In previous research, Niels van de Ven of Tilburg University and his colleagues Marcel Zeelenberg and Rik Pieters had figured out that envy actually comes in two flavors: benign envy and malicious envy. They studied people who showed these two kinds of envy and found that people with benign envy were motivated to improve themselves, to do better so they could be more like the person they envied. On the other hand, people with malicious envy wanted to bring the more successful person down.

Note that a person who focuses on feeling malicious envy misses the opportunity to motivate themselves to become more successful. Benign envy is more adaptive in most cases.

You can see from this why political class warriors who want to raise taxes or regulate an industry try to argue that their targets do not deserve their success. They want to bring out that feeling of malicious envy.

Historically, I think the Democrats have been the better practitioners of the political art of tapping into that malicious envy, but there are signs that they may be slipping. While they have traditionally attempted to portray their enemies as “the rich,” as fat cat corporate bosses in big limousines, such images don’t play well today, because the fat cat limo culture is now associated at least as much with the Hollywood left — to say nothing of the Trial Lawyer left — as it is with Enron, and maybe more. And they know they can’t spin the Tea Party as a rich people’s movement, because the overwhelming majority of Tea Partiers are angry working class and middle class taxpayers who are hard pressed to pay their bills and have had it with being taxed nearly to death. So all they can do is call them “racists.” And we can see how well that has worked, can’t we? Gone are the days of the rich Republican monopoly man with his dollar cigar and high silk hat. 

However, the Democrats still know how to leverage that fear of malicious envy. It is precisely what draws a certain type of rich person to contribute money to the Democratic Party and left wing causes. There are three major categories of guilty money they know how to tap: inherited money, Hollywood money, and trial lawyer money.

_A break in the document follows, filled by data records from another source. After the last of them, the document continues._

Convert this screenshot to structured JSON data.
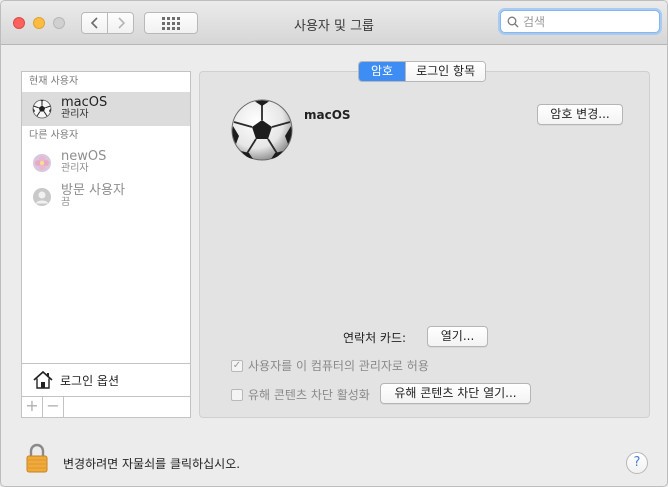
{
  "window": {
    "title": "사용자 및 그룹"
  },
  "toolbar": {
    "back_icon": "chevron-left-icon",
    "forward_icon": "chevron-right-icon",
    "grid_icon": "grid-icon",
    "search_placeholder": "검색"
  },
  "sidebar": {
    "current_section": "현재 사용자",
    "other_section": "다른 사용자",
    "current_user": {
      "name": "macOS",
      "role": "관리자",
      "avatar_icon": "soccer-ball-icon"
    },
    "other_users": [
      {
        "name": "newOS",
        "role": "관리자",
        "avatar_icon": "flower-avatar-icon"
      },
      {
        "name": "방문 사용자",
        "role": "끔",
        "avatar_icon": "guest-avatar-icon"
      }
    ],
    "login_options": "로그인 옵션",
    "add_label": "+",
    "remove_label": "−"
  },
  "main": {
    "tabs": [
      {
        "label": "암호",
        "active": true
      },
      {
        "label": "로그인 항목",
        "active": false
      }
    ],
    "user_name": "macOS",
    "change_password_button": "암호 변경...",
    "contact_card_label": "연락처 카드:",
    "open_contact_button": "열기...",
    "allow_admin_label": "사용자를 이 컴퓨터의 관리자로 허용",
    "allow_admin_checked": true,
    "parental_label": "유해 콘텐츠 차단 활성화",
    "parental_checked": false,
    "open_parental_button": "유해 콘텐츠 차단 열기..."
  },
  "footer": {
    "lock_text": "변경하려면 자물쇠를 클릭하십시오.",
    "help_label": "?"
  },
  "colors": {
    "accent": "#3d8df5",
    "close": "#fc615d",
    "minimize": "#fdbc40"
  }
}
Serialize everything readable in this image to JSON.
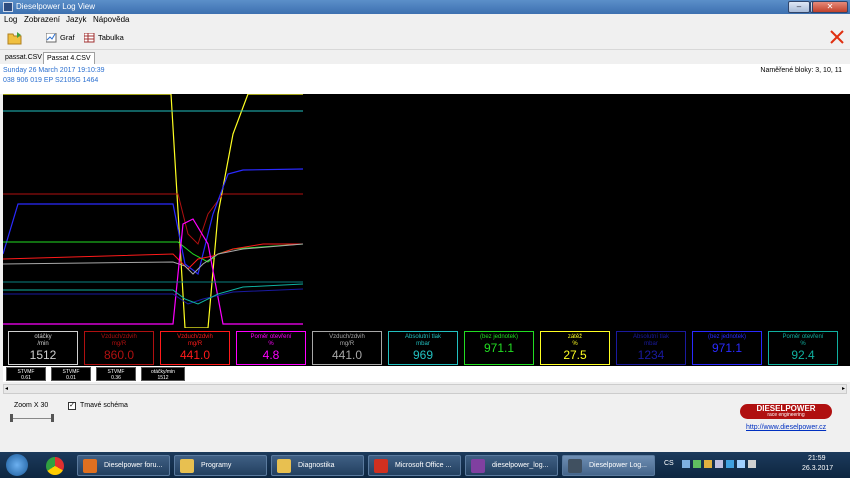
{
  "window": {
    "title": "Dieselpower Log View"
  },
  "menu": [
    "Log",
    "Zobrazení",
    "Jazyk",
    "Nápověda"
  ],
  "toolbar": {
    "graf_label": "Graf",
    "tabulka_label": "Tabulka"
  },
  "tabs": [
    "passat.CSV",
    "Passat 4.CSV"
  ],
  "info": {
    "date": "Sunday 26 March 2017 19:10:39",
    "ecu": "038 906 019 EP  S2105G  1464",
    "blocks": "Naměřené bloky: 3, 10, 11"
  },
  "cards": [
    {
      "name": "otáčky",
      "unit": "/min",
      "value": "1512",
      "color": "#d0d0d0"
    },
    {
      "name": "Vzduch/zdvih",
      "unit": "mg/R",
      "value": "860.0",
      "color": "#b01010"
    },
    {
      "name": "Vzduch/zdvih",
      "unit": "mg/R",
      "value": "441.0",
      "color": "#ff1a1a"
    },
    {
      "name": "Poměr otevření",
      "unit": "%",
      "value": "4.8",
      "color": "#ff00ff"
    },
    {
      "name": "Vzduch/zdvih",
      "unit": "mg/R",
      "value": "441.0",
      "color": "#a8a8a8"
    },
    {
      "name": "Absolutní tlak",
      "unit": "mbar",
      "value": "969",
      "color": "#22c0c0"
    },
    {
      "name": "(bez jednotek)",
      "unit": "",
      "value": "971.1",
      "color": "#22dd22"
    },
    {
      "name": "zátěž",
      "unit": "%",
      "value": "27.5",
      "color": "#ffff22"
    },
    {
      "name": "Absolutní tlak",
      "unit": "mbar",
      "value": "1234",
      "color": "#1a1aa0"
    },
    {
      "name": "(bez jednotek)",
      "unit": "",
      "value": "971.1",
      "color": "#2a2aff"
    },
    {
      "name": "Poměr otevření",
      "unit": "%",
      "value": "92.4",
      "color": "#10b0a0"
    }
  ],
  "mini_cards": [
    {
      "name": "STVMF",
      "value": "0.61"
    },
    {
      "name": "STVMF",
      "value": "0.01"
    },
    {
      "name": "STVMF",
      "value": "0.36"
    },
    {
      "name": "otáčky/min",
      "value": "1512"
    }
  ],
  "zoom": {
    "label": "Zoom X  30"
  },
  "dark_scheme": {
    "label": "Tmavé schéma",
    "checked": true
  },
  "brand": {
    "name": "DIESELPOWER",
    "tagline": "race engineering",
    "link": "http://www.dieselpower.cz"
  },
  "taskbar": {
    "items": [
      "Dieselpower foru...",
      "Programy",
      "Diagnostika",
      "Microsoft Office ...",
      "dieselpower_log...",
      "Dieselpower Log..."
    ],
    "lang": "CS",
    "time": "21:59",
    "date": "26.3.2017"
  }
}
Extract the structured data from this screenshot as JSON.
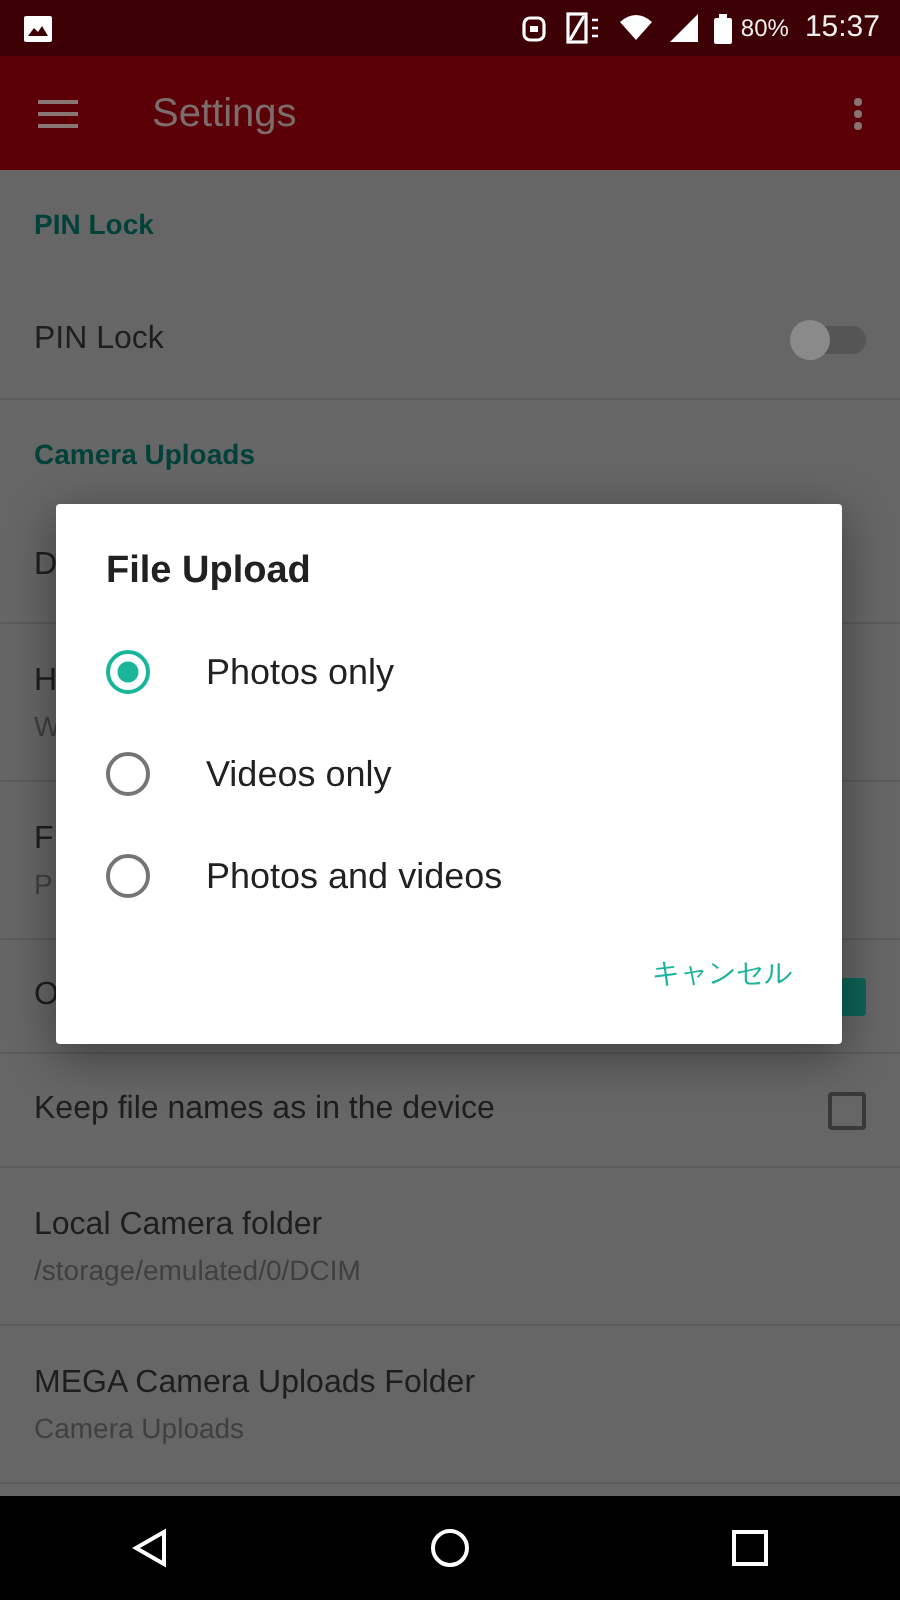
{
  "status_bar": {
    "battery": "80%",
    "time": "15:37"
  },
  "app_bar": {
    "title": "Settings"
  },
  "settings": [
    {
      "kind": "header",
      "title": "PIN Lock"
    },
    {
      "kind": "switch",
      "title": "PIN Lock",
      "on": false
    },
    {
      "kind": "header",
      "title": "Camera Uploads"
    },
    {
      "kind": "item",
      "title": "D"
    },
    {
      "kind": "item",
      "title": "H",
      "subtitle": "W"
    },
    {
      "kind": "item",
      "title": "F",
      "subtitle": "P"
    },
    {
      "kind": "checkbox",
      "title": "O",
      "checked": true
    },
    {
      "kind": "checkbox",
      "title": "Keep file names as in the device",
      "checked": false
    },
    {
      "kind": "item",
      "title": "Local Camera folder",
      "subtitle": "/storage/emulated/0/DCIM"
    },
    {
      "kind": "item",
      "title": "MEGA Camera Uploads Folder",
      "subtitle": "Camera Uploads"
    }
  ],
  "dialog": {
    "title": "File Upload",
    "options": [
      {
        "label": "Photos only",
        "selected": true
      },
      {
        "label": "Videos only",
        "selected": false
      },
      {
        "label": "Photos and videos",
        "selected": false
      }
    ],
    "cancel": "キャンセル"
  }
}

As to those who have inherited money, there was a time when they instinctively gravitated to the Republican Party. I have written several posts about the “Trustfunder Left,” and it baffles me why there is such animosity in conservative circles to inherited money — especially because conservatives are typically in favor of allowing people to dispose of their money as they see fit and are against inheritance taxes. But for whatever reason, in general Republicans with wealth tend to have earned it themselves (self made), and then agitate for the right to leave it all to their kids who then feel compelled to join the Democrats for reasons which elude their grasp, and may be biological. Such a plan is not rational. 

While Hollywood money and trial lawyer money both fall into the category of self made wealth, there is a difference between hitting the jackpot as a performer or lawyer and starting a small business and gradually building it up through years of toil and sweat. Every actor who gets his big break has many friends who are just as talented and just as attractive (and maybe more talented and attractive) who did not. There is usually luck involved, and in many cases nepotism or other special favoritism. This translates into guilt. Ditto trial lawyers. With a few phone calls, they can obtain huge settlements of which they take a third for themselves, and while they go to great lengths to spin themselves as champions of the little guy, they are anything but little. Again, guilt!

By offering a way to alleviate this guilt, the Democrats have become the only way for them to avoid being seen as “the rich.” That many Republicans display open contempt for people with money not earned by “traditional hard work” only aids the Democrats. Fortunately, there are still some members of these guilty wealthy classes who are able to see past the fear equation and think for themselves. And find themselves hated for it. 

Of course, with any luck they’ll be accused of “self hatred” by the people who hate them while claiming to love everyone. 

And if that sort of malice-based love equation fails, there’s always love of the environment.